Ok, it’s summer blockbuster season in my house specifically. I’ve been catching up on the many movies I missed last year in my pursuit of reading, television, and basketball perfection, and for some reason, I’ve been particularly drawn to big blockbusters recently. In case you’d also like to draw the curtains, pop some corn, and pretend it’s July, here are my favorite summer blockbusters from last year-ish (I promise I liked these even though I give them some grief. It’s done lovingly).
Indiana Jones and the Dial of Destiny: This technically came out in 2023, but I won’t tell if you won’t. This is a very long movie. It is two hours and forty minutes long. For two of those hours, it is a rip-roaring very fun adventure in which Harrison Ford and his indefatigable stunt double perform death-defying feats with much aplomb. I love aplomb; there are not enough things being done with aplomb these days so I am always here to celebrate some when I run across it. It is very fun to see Indy be Indy again and Phoebe Waller-Bridge’s humor mostly works in the companion role. But this movie falls into a familiar trap around the two-hour mark in that it does not end. Instead, we have to endure a sequence in which our heroes travel back in time, meet a Roman philosopher, and fuck up the Battle of Syracuse. This is nonsense beyond the usual nonsense one finds charming about an Indiana Jones film once a few decades have passed. There needs to be someone in Hollywood tasked with cutting extraneous forty minutes from movies. There should also be someone who is tasked with nixing time travel scenes. I am only half kidding when I suggest you just fast-forward through the last forty minutes; you will enjoy the movie more.

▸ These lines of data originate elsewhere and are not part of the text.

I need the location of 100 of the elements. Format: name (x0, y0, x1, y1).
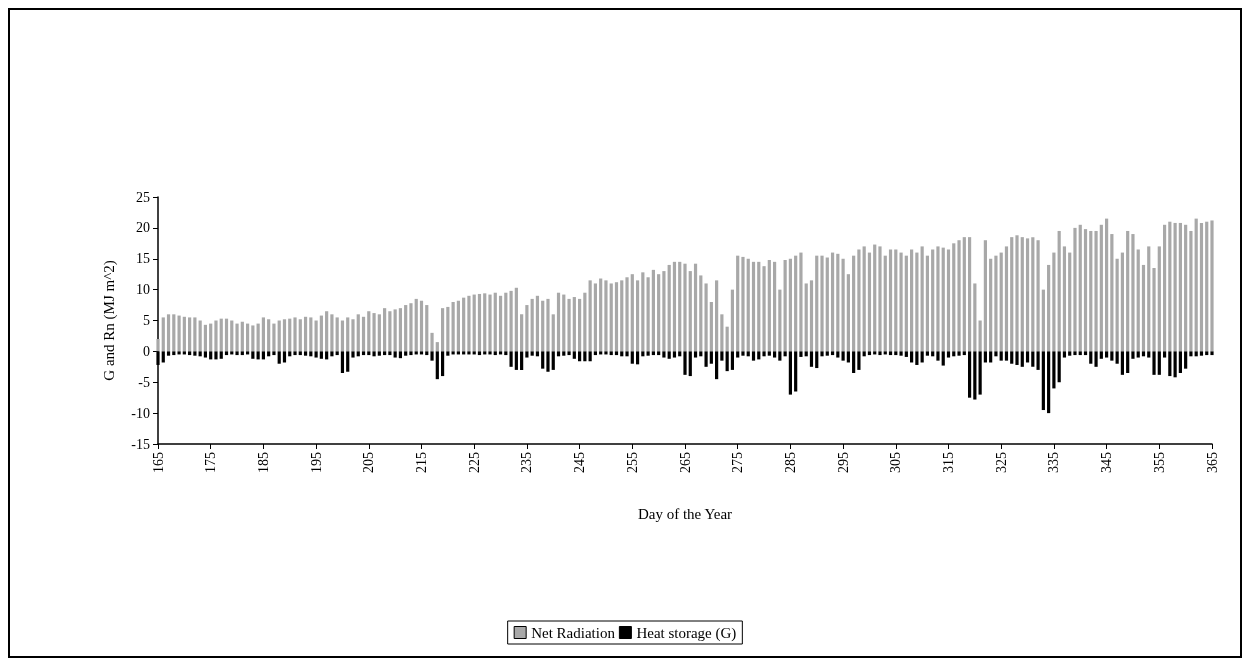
bar (372, 313, 376, 352)
bar (767, 259, 771, 352)
bar (1147, 351, 1151, 358)
bar (915, 351, 919, 365)
x-tick-label: 295 (835, 452, 851, 473)
bar (451, 301, 455, 352)
bar (862, 351, 866, 357)
bar (841, 258, 845, 352)
bar (467, 351, 471, 355)
bar (931, 351, 935, 357)
bar (1205, 221, 1209, 352)
bar (825, 351, 829, 356)
bar (530, 298, 534, 352)
bar (867, 252, 872, 352)
bar (783, 351, 787, 357)
bar (635, 351, 640, 365)
bar (214, 351, 218, 360)
bar (509, 290, 513, 352)
x-tick-label: 175 (203, 452, 219, 473)
bar (1189, 351, 1193, 357)
bar (1189, 230, 1193, 352)
bar (946, 249, 951, 352)
bar (1047, 264, 1051, 352)
y-tick-label: -5 (138, 374, 150, 390)
bar (1131, 234, 1135, 352)
bar (1036, 240, 1040, 352)
bar (683, 351, 687, 375)
bar (746, 258, 750, 352)
bar (1094, 351, 1098, 367)
bar (383, 308, 387, 352)
bar (1205, 351, 1209, 356)
bar (1015, 351, 1019, 365)
x-tick-label: 205 (361, 452, 377, 473)
bar (599, 351, 603, 355)
bar (446, 306, 450, 352)
bar (672, 351, 677, 358)
bar (488, 294, 492, 352)
bar (625, 351, 629, 357)
x-tick-label: 305 (888, 452, 904, 473)
bar (741, 256, 745, 352)
bar (272, 323, 276, 352)
bar (1115, 258, 1119, 352)
bar (240, 351, 244, 356)
x-tick-label: 255 (624, 452, 640, 473)
bar (177, 315, 181, 352)
x-tick-label: 235 (519, 452, 535, 473)
bar (514, 287, 518, 352)
bar (704, 351, 708, 367)
bar (772, 351, 777, 358)
bar (1210, 220, 1214, 352)
bar (493, 351, 497, 356)
bar (562, 294, 566, 352)
bar (309, 317, 313, 352)
bar (820, 255, 824, 352)
bar (361, 351, 366, 356)
bar (904, 351, 908, 357)
bar (282, 351, 287, 363)
bar (1178, 222, 1182, 352)
bar (1131, 351, 1135, 359)
bar (641, 272, 645, 352)
bar (530, 351, 534, 356)
bar (340, 320, 345, 352)
bar (878, 351, 882, 356)
bar (646, 277, 650, 352)
bar (525, 305, 529, 352)
bar (725, 351, 729, 372)
bar (346, 317, 350, 352)
bar (419, 300, 424, 352)
bar (493, 292, 497, 352)
bar (1110, 351, 1114, 361)
bar (1105, 218, 1109, 352)
x-tick-label: 325 (993, 452, 1009, 473)
bar (525, 351, 529, 358)
bar (440, 351, 445, 377)
bar (920, 246, 924, 352)
bar (483, 351, 487, 355)
legend-label: Heat storage (G) (636, 624, 737, 642)
bar (804, 351, 808, 357)
bar (693, 263, 698, 352)
bar (230, 320, 234, 352)
bar (267, 319, 271, 352)
bar (857, 249, 861, 352)
bar (936, 246, 940, 352)
bar (667, 351, 671, 359)
bar (799, 351, 803, 357)
bar (182, 351, 186, 355)
bar (293, 317, 297, 352)
bar (535, 295, 540, 352)
bar (188, 351, 192, 356)
bar (367, 311, 371, 352)
bar (1068, 351, 1072, 356)
bar (235, 323, 239, 352)
bar (1031, 237, 1035, 352)
bar (693, 351, 698, 358)
bar (778, 351, 782, 361)
x-tick-label: 365 (1204, 452, 1220, 473)
bar (172, 314, 176, 352)
x-tick-label: 335 (1046, 452, 1062, 473)
bar (772, 261, 777, 352)
bar (651, 269, 655, 352)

Twisters: This movie is exactly two hours long, so you know I loved it. I am not usually a disaster movie person, but this one had been so hyped with the Glenn Powell of it all that I had to see what all the fuss was about. The fuss about Powell is right, he is great in Hit Man, and his cowboy/tornado wrangler persona is played with such winking joy that you can’t help but love him. He is magnetic; he is a star. He is unfortunately also a Ken doll in this movie in the sense that no one in this film is written as a person who has ever had or has ever heard of the concept of sex. It is the movie’s one true flaw (although tornadoes are so anthropomorphized in this movie that if you replaced every instance in the script of the word “twister” with “terrorist” it would still read perfectly fine, as in “the terrorists destroyed that small town of everyday Americans” or “the terrorists are getting worse and worse every year, coming after our heartland” or “the terrorists took my boyfriend from me”). There was much ado about the leads not kissing in this movie, but why would they? They are innocent as the daffodils, chaste as the wind itself. Hopefully, in the sequel, they’ll hire someone horny to consult.

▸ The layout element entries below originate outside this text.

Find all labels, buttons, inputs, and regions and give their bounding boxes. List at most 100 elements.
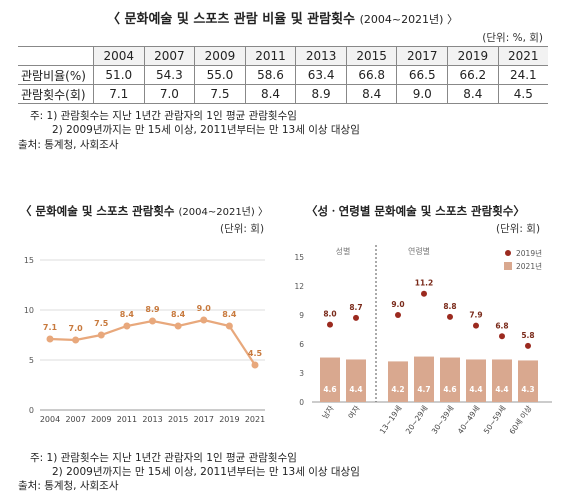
bar [414, 356, 434, 402]
table-cell: 66.2 [447, 65, 499, 85]
y-tick-label: 0 [29, 406, 34, 415]
dot-label: 5.8 [521, 331, 534, 340]
x-tick-label: 50~59세 [482, 404, 508, 436]
table-header-cell: 2007 [143, 46, 196, 66]
table-corner [18, 46, 94, 66]
chart-note-2: 2) 2009년까지는 만 15세 이상, 2011년부터는 만 13세 이상 … [52, 466, 360, 478]
x-tick-label: 13~19세 [378, 404, 404, 436]
y-tick-label: 0 [299, 398, 304, 407]
dot-point [525, 342, 531, 349]
bar-label: 4.2 [391, 385, 404, 394]
x-tick-label: 2019 [219, 415, 239, 424]
data-label: 7.5 [94, 319, 109, 328]
group-label: 연령별 [408, 246, 430, 256]
table-title-sub: (2004~2021년) 〉 [359, 13, 458, 26]
table-cell: 24.1 [497, 65, 548, 85]
dot-label: 7.9 [469, 311, 482, 320]
table-source: 출처: 통계청, 사회조사 [18, 139, 119, 151]
x-tick-label: 40~49세 [456, 404, 482, 436]
table-unit: (단위: %, 회) [482, 32, 543, 44]
bar-label: 4.4 [349, 385, 362, 394]
data-point [251, 361, 259, 369]
table-cell: 7.0 [143, 84, 196, 104]
bar [518, 360, 538, 402]
data-label: 7.1 [43, 323, 58, 332]
x-tick-label: 2017 [194, 415, 214, 424]
x-tick-label: 2015 [168, 415, 188, 424]
y-tick-label: 9 [299, 311, 304, 320]
table-cell: 7.5 [194, 84, 246, 104]
line-chart-title-sub: (2004~2021년) 〉 [178, 207, 268, 218]
x-tick-label: 30~39세 [430, 404, 456, 436]
data-point [46, 335, 54, 343]
y-tick-label: 3 [299, 369, 304, 378]
data-point [123, 322, 131, 330]
legend-label: 2019년 [516, 248, 542, 258]
bar-label: 4.7 [417, 385, 430, 394]
line-chart: 0 5 10 15 7.1 2004 7.0 2007 7.5 2009 8.4 2011 8.9 201… [24, 256, 265, 424]
bar-label: 4.4 [495, 385, 508, 394]
table-cell: 9.0 [396, 84, 449, 104]
dot-label: 9.0 [391, 300, 404, 309]
table-cell: 58.6 [244, 65, 297, 85]
row-label: 관람비율(%) [18, 65, 94, 85]
table-row: 관람횟수(회) 7.1 7.0 7.5 8.4 8.9 8.4 9.0 8.4 … [18, 84, 548, 104]
table-header-cell: 2015 [345, 46, 398, 66]
dot-label: 8.8 [443, 302, 456, 311]
bar-label: 4.6 [323, 385, 336, 394]
table-cell: 8.4 [447, 84, 499, 104]
legend-dot-icon [505, 250, 511, 256]
table-cell: 7.1 [93, 84, 145, 104]
bar-label: 4.4 [469, 385, 482, 394]
y-tick-label: 15 [294, 253, 304, 262]
table-note-2: 2) 2009년까지는 만 15세 이상, 2011년부터는 만 13세 이상 … [52, 124, 360, 136]
bar-label: 4.3 [521, 385, 534, 394]
y-tick-label: 15 [24, 256, 34, 265]
dot-point [421, 290, 427, 297]
data-point [225, 322, 233, 330]
data-label: 8.4 [171, 310, 186, 319]
table-header-cell: 2004 [93, 46, 145, 66]
data-point [149, 317, 156, 325]
table-header-row: 2004 2007 2009 2011 2013 2015 2017 2019 … [18, 46, 548, 66]
group-label: 성별 [336, 246, 351, 256]
table-cell: 51.0 [93, 65, 145, 85]
table-cell: 8.4 [244, 84, 297, 104]
bar [440, 357, 460, 402]
dot-point [327, 321, 333, 328]
bar [320, 357, 340, 402]
table-note-1: 주: 1) 관람횟수는 지난 1년간 관람자의 1인 평균 관람횟수임 [30, 110, 297, 122]
line-chart-title-main: 〈 문화예술 및 스포츠 관람횟수 [20, 204, 175, 218]
y-tick-label: 12 [294, 282, 304, 291]
table-cell: 66.8 [345, 65, 398, 85]
bar [466, 359, 486, 402]
row-label: 관람횟수(회) [18, 84, 94, 104]
table-cell: 8.4 [345, 84, 398, 104]
data-label: 7.0 [69, 324, 84, 333]
x-tick-label: 2011 [117, 415, 137, 424]
dot-label: 8.7 [349, 303, 362, 312]
x-tick-label: 남자 [320, 404, 335, 421]
data-point [174, 322, 182, 330]
x-tick-label: 2021 [245, 415, 265, 424]
x-tick-label: 2007 [65, 415, 85, 424]
data-label: 8.4 [222, 310, 237, 319]
dot-label: 11.2 [415, 279, 434, 288]
x-tick-label: 2013 [142, 415, 162, 424]
table-cell: 55.0 [194, 65, 246, 85]
dot-label: 6.8 [495, 321, 508, 330]
table-header-cell: 2019 [447, 46, 499, 66]
legend-label: 2021년 [516, 261, 542, 271]
table-title: 〈 문화예술 및 스포츠 관람 비율 및 관람횟수 (2004~2021년) 〉 [0, 8, 565, 27]
data-label: 4.5 [248, 349, 263, 358]
table-header-cell: 2013 [295, 46, 347, 66]
bar [346, 359, 366, 402]
line-chart-title: 〈 문화예술 및 스포츠 관람횟수 (2004~2021년) 〉 [20, 203, 268, 219]
chart-source: 출처: 통계청, 사회조사 [18, 480, 119, 492]
x-tick-label: 2004 [40, 415, 60, 424]
dot-label: 8.0 [323, 310, 336, 319]
table-header-cell: 2021 [497, 46, 548, 66]
data-point [200, 316, 208, 324]
table-header-cell: 2017 [396, 46, 449, 66]
table-title-main: 〈 문화예술 및 스포츠 관람 비율 및 관람횟수 [107, 12, 356, 27]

The Ministry of Ungentlemanly Warfare: What a MOVIE this is. It feels like a MOVIE. It stars every beefcake you’ve ever heard of and is about buff spies in WWII smoking cigars on sailboats and killing Nazis, creatively. There is one woman with lines. From that description, you can guess that it is a movie by Guy Ritchie, who loves the characters in this movie so much he gives little bios for who they’re based on and what happened to them in the remaining years of the war. He also loves them so much he neglects to mention they all died terribly within five years of the action of the film. What can I say? British spies are immortal.